# Red clawed crabs and Fiddler crabs



## ChickenScratch

Hi,

I'm interested in keeping crabs, but I don't know what kind to get. The two kinds i've seen at pet stores are red clawed crabs and fiddler crabs.
I am curious as to the differences between the two types of crabs. 

What water conditions do each of them prefer?

Do either of them like to be in groups, or are they both territorial?

How many of either kind can I keep in a 10 or 20 gallon tank?

Do they like different substrates, foods or anything else?

Do either of them get along better with other fish?


Any information on the subject is greatly appreciated :-o 
Thanks, Seth.


----------



## maxpayne_lhp

I think the first one can live underwater and the second must have a basking place... I'll try to help you with the latter cause the first I don't know much.



> What water conditions do each of them prefer?


Fiddler crabs live in brakish condition, a sandy basking place to dig.

[quote[ Do either of them like to be in groups, or are they both territorial?[/quote]
I saw them kept in group.



> Do they like different substrates, foods or anything else?

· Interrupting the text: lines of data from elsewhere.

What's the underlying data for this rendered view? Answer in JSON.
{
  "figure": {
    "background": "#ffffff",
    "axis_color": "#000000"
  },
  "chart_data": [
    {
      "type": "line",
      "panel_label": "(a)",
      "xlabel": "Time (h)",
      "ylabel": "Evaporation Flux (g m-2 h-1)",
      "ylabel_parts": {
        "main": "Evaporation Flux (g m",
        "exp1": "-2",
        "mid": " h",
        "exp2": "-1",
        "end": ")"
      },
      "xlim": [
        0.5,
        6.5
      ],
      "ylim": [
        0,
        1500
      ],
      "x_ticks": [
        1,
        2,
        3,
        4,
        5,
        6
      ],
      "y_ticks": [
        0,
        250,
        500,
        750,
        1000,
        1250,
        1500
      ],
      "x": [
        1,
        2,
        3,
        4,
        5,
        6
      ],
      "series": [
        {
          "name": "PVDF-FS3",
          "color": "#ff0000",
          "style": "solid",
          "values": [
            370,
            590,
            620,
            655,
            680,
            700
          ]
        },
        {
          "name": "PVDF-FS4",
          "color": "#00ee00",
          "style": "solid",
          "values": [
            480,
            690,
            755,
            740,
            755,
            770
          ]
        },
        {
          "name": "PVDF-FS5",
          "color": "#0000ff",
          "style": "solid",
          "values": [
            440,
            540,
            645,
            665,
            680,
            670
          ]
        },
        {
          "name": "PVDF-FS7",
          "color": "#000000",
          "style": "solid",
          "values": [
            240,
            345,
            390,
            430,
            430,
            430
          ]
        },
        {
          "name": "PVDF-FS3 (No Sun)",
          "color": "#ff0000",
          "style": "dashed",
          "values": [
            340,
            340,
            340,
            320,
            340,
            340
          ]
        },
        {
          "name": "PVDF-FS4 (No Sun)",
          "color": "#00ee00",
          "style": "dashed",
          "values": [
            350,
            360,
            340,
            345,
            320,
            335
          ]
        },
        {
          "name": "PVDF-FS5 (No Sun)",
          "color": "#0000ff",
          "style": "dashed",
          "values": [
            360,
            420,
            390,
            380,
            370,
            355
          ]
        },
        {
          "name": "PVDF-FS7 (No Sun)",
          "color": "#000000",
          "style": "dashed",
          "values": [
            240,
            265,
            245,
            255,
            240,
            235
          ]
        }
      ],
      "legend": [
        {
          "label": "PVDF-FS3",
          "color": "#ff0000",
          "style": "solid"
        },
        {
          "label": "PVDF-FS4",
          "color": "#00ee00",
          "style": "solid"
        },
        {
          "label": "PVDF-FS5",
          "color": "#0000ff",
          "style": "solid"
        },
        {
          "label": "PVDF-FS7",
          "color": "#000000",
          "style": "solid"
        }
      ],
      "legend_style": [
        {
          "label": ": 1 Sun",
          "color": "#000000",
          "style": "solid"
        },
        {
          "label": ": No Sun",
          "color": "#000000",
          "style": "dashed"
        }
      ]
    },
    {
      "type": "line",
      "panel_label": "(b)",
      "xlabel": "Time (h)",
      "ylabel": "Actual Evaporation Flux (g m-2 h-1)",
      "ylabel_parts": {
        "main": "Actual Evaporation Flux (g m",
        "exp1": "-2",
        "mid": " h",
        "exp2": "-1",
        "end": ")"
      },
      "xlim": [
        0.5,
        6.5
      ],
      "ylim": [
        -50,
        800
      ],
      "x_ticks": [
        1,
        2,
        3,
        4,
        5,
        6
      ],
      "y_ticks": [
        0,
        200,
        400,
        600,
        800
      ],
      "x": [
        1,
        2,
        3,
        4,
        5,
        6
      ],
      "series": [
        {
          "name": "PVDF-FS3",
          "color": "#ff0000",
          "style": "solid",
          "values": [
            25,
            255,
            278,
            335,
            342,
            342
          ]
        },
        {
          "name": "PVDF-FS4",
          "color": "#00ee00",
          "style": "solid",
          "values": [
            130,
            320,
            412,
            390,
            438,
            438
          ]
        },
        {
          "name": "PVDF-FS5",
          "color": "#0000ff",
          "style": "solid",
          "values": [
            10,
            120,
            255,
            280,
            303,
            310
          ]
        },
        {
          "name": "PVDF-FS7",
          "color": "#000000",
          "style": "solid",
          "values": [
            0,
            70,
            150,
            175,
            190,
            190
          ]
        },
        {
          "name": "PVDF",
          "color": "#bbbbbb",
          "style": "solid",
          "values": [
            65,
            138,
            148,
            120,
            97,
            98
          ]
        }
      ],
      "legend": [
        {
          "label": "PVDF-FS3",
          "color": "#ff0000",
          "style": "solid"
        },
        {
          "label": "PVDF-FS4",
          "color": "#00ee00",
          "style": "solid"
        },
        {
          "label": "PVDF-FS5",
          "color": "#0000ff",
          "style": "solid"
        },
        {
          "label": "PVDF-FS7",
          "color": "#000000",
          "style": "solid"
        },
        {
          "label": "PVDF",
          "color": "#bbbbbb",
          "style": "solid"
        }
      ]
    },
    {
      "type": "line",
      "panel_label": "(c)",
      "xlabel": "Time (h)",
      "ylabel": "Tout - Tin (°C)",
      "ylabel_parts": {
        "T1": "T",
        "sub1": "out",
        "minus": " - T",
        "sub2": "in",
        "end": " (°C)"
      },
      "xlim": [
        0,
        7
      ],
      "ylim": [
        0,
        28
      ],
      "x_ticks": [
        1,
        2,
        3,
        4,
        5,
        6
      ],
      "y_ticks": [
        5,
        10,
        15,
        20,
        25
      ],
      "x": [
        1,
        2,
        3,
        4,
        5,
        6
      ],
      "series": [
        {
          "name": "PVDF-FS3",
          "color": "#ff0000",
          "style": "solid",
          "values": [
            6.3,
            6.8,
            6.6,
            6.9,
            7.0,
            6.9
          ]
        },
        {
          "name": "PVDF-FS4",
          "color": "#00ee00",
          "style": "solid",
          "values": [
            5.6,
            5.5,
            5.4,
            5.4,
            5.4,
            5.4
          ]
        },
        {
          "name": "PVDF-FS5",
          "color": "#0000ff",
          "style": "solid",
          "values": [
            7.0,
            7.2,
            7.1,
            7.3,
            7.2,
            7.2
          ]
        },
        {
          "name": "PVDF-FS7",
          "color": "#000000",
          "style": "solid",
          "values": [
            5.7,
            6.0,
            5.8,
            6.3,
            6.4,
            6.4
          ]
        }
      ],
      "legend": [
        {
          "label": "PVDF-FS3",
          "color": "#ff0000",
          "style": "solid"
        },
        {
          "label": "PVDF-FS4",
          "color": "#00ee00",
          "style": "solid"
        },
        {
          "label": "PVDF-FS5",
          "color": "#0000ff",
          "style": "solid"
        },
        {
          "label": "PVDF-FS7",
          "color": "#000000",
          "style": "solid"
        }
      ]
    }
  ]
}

I think sand is the best. Not sure about food, chopped fish?
[qupte]
Do either of them get along better with other fish?[/quote]
I doubt that, as the basking place may low the water level so besides mud-skippers, I don't knwo what else to keep.


----------



## blakeoe

red claw crabs are fully aquatic (can live completely underwater) They do not NEED salt but like a neutral Ph and will eat anything on the bottom including flake food and shrimp pellets im sure they'd love a dead fish or shrimp now and then. I have never heard of either types bothering healthy fish, they're too slow but may pick off a sick one. Substrate shouldn't matter ive kept them in gravel and sand. They do like rocks to climb on but MAKE SURE THEY CAN NOT GET OUT!! THEY ARE ESCAPE ARTISTS!! i have seen them climb to the top of the aquarium using only the sealant in the corner of the tank. Make sure you have a top with no holes!! Not sure about fidlers but red claw crabs should be stocked at 1 male per square foot but if they do fight it's usually not bad. Some people will say red claw crabs need a basking place, salt water, etc.. everything i have said is from experience i have been keeping red claw crabs for months now and they do just fine with my tank and i have no basking place or salt or anything special to accomidate them any different than my fish.


----------



## maxpayne_lhp

A hood can be good, either trap them in or prevent evoparation.


----------



## ChickenScratch

Ok thanks for the info


----------